Représenter le Canada à la Biennale de Venise

27 Novembre 2006 à 0H00

L'ambiance était euphorique. Des dizaines de personnes, parents, amis et artistes, s'étaient rassemblées dans un bar du centre-ville pour fêter le sculpteur David Altmejd, de passage à Montréal. À 32 ans, il est le plus jeune artiste à représenter le Canada à la Biennale de Venise, la plus ancienne et la plus prestigieuse exposition internationale d'art contemporain, dont la 52e édition se tiendra du 10 juin au 21 novembre 2007.

«L'idée de participer à cet événement m'excite tellement que j'y pense jour et nuit. Cela prouve que j'avais raison de persévérer et de me faire confiance», raconte David Altmejd avec un large sourire.

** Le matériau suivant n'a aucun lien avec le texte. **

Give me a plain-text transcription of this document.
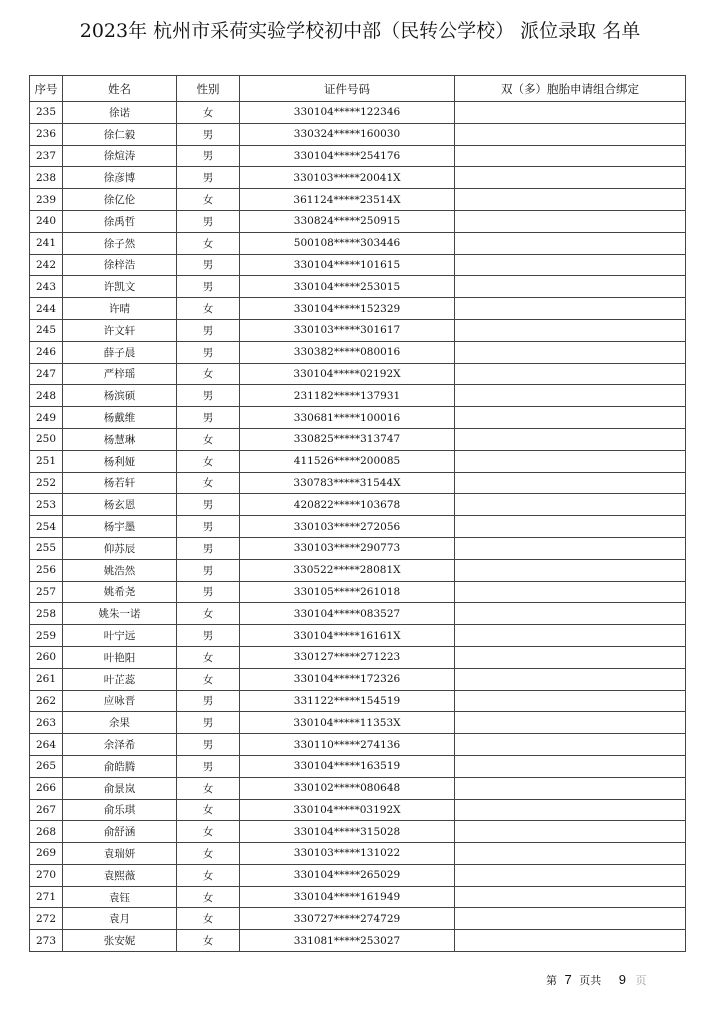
2023年 杭州市采荷实验学校初中部（民转公学校） 派位录取 名单
序号	姓名	性别	证件号码	双（多）胞胎申请组合绑定
235	徐诺	女	330104*****122346	
236	徐仁毅	男	330324*****160030	
237	徐煊涛	男	330104*****254176	
238	徐彦博	男	330103*****20041X	
239	徐亿伦	女	361124*****23514X	
240	徐禹哲	男	330824*****250915	
241	徐子然	女	500108*****303446	
242	徐梓浩	男	330104*****101615	
243	许凯文	男	330104*****253015	
244	许晴	女	330104*****152329	
245	许文轩	男	330103*****301617	
246	薛子晨	男	330382*****080016	
247	严梓瑶	女	330104*****02192X	
248	杨滨硕	男	231182*****137931	
249	杨戴维	男	330681*****100016	
250	杨慧琳	女	330825*****313747	
251	杨利娅	女	411526*****200085	
252	杨若轩	女	330783*****31544X	
253	杨玄恩	男	420822*****103678	
254	杨宇墨	男	330103*****272056	
255	仰苏辰	男	330103*****290773	
256	姚浩然	男	330522*****28081X	
257	姚希尧	男	330105*****261018	
258	姚朱一诺	女	330104*****083527	
259	叶宁远	男	330104*****16161X	
260	叶艳阳	女	330127*****271223	
261	叶芷蕊	女	330104*****172326	
262	应咏晋	男	331122*****154519	
263	余果	男	330104*****11353X	
264	余泽希	男	330110*****274136	
265	俞皓腾	男	330104*****163519	
266	俞景岚	女	330102*****080648	
267	俞乐琪	女	330104*****03192X	
268	俞舒涵	女	330104*****315028	
269	袁瑞妍	女	330103*****131022	
270	袁熙薇	女	330104*****265029	
271	袁钰	女	330104*****161949	
272	袁月	女	330727*****274729	
273	张安妮	女	331081*****253027	
第 7 页共 9 页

Diplômé de l'École des arts visuels et médiatiques de l'UQAM (B.A., 1998) et de l'Université Columbia (MFA, 2001), David Altmejd partage son temps entre Montréal, New York et Londres. En quelques années, il a acquis une renommée mondiale : ses oeuvres ont été exposées au Québec, aux États-Unis, en Europe, et se retrouvent aujourd'hui dans des collections comme celles des musées Guggenheim et Whitney de New York.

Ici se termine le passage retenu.